Sarasehan peringatan 200 tahun Perang Jawa |
Dengan pembawaan yang hangat dan komunikatif oleh Mastri Imammusadin, S.H., acara ini menghadirkan tokoh-tokoh penting dalam bidang sejarah, sastra, dan seni budaya. Di antaranya Dr. Sudibyo, M.Hum., Budayawan Bagas Pratyaksa Nuraga, dan sastrawan nasional Dr. Junaedi Setiyono, M.Pd. Diskusi dipandu secara dinamis oleh Mahestya Andi Sanjaya dan Achmad Fajar Chalik.
Mengangkat dua tema besar, yakni “Perang Jawa: Dilema Tjokronogoro” serta “Perang Jawa dari Sudut Pandang yang Lain: Novel Glonggong Karya Junaedi Setiyono”, para narasumber membedah sisi-sisi tersembunyi dari salah satu konflik terbesar dalam sejarah Nusantara.
Dalam paparannya, Dr. Sudibyo menekankan pentingnya merawat ingatan kolektif bangsa.

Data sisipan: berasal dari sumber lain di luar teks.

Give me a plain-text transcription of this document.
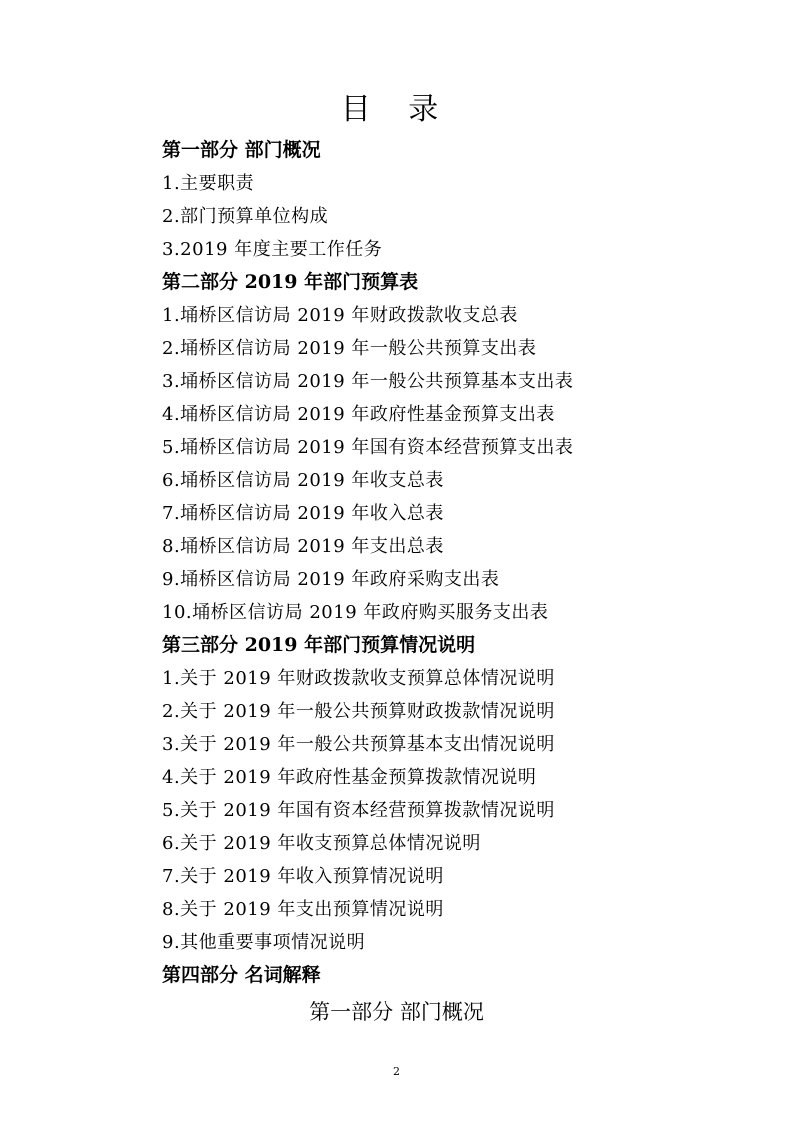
目 录
第一部分 部门概况
1.主要职责
2.部门预算单位构成
3.2019 年度主要工作任务
第二部分 2019 年部门预算表
1.埇桥区信访局 2019 年财政拨款收支总表
2.埇桥区信访局 2019 年一般公共预算支出表
3.埇桥区信访局 2019 年一般公共预算基本支出表
4.埇桥区信访局 2019 年政府性基金预算支出表
5.埇桥区信访局 2019 年国有资本经营预算支出表
6.埇桥区信访局 2019 年收支总表
7.埇桥区信访局 2019 年收入总表
8.埇桥区信访局 2019 年支出总表
9.埇桥区信访局 2019 年政府采购支出表
10.埇桥区信访局 2019 年政府购买服务支出表
第三部分 2019 年部门预算情况说明
1.关于 2019 年财政拨款收支预算总体情况说明
2.关于 2019 年一般公共预算财政拨款情况说明
3.关于 2019 年一般公共预算基本支出情况说明
4.关于 2019 年政府性基金预算拨款情况说明
5.关于 2019 年国有资本经营预算拨款情况说明
6.关于 2019 年收支预算总体情况说明
7.关于 2019 年收入预算情况说明
8.关于 2019 年支出预算情况说明
9.其他重要事项情况说明
第四部分 名词解释
第一部分 部门概况
2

“Perang Jawa bukan sekadar soal senjata dan pertempuran. Ia adalah arena benturan ideologi, pengkhianatan, dan kehormatan. Tjokronogoro adalah tokoh yang terhimpit di antara kekuasaan kolonial dan desakan rakyat. Dilema seperti inilah yang perlu dikaji ulang, agar sejarah bisa jadi cermin masa depan,” ujarnya penuh penekanan.
Kepala Dinas Perpustakaan dan Kearsipan (Dinpursip) Kabupaten Purworejo, Stefanus Aan, turut hadir dan mengapresiasi penyelenggaraan kegiatan ini.
“Ini bukan hanya peringatan sejarah, melainkan upaya literasi budaya dan penguatan identitas lokal. Kegiatan ini sangat edukatif dan menginspirasi,” katanya.
Tak hanya diskusi, sarasehan juga dihiasi dengan penampilan artistik bertajuk “Perempuan Dipanegara”. Pementasan tersebut menghadirkan kolaborasi apik antara Titi Prabandari, Dedy Harnanto, Harpi Melati, dan Nungki Nur Cahyani. Selain itu, karya seni rupa bertema “Perang Jawa” dari Edi, seniman dari komunitas PFA, turut memperkuat narasi visual acara ini.
Kegiatan ini didukung penuh oleh Dinas Pendidikan dan Kebudayaan, Dinpursip, Dinas Komunikasi dan Informatika Kabupaten Purworejo, serta sejumlah komunitas budaya seperti Patra Padi, Lelana Indonesia, Teras SeniKu, dan Nildance. Kehadiran para pegiat budaya, pelajar, dan masyarakat umum menambah semarak acara yang tidak hanya menyentuh sisi sejarah, namun juga menggugah jiwa dan estetika.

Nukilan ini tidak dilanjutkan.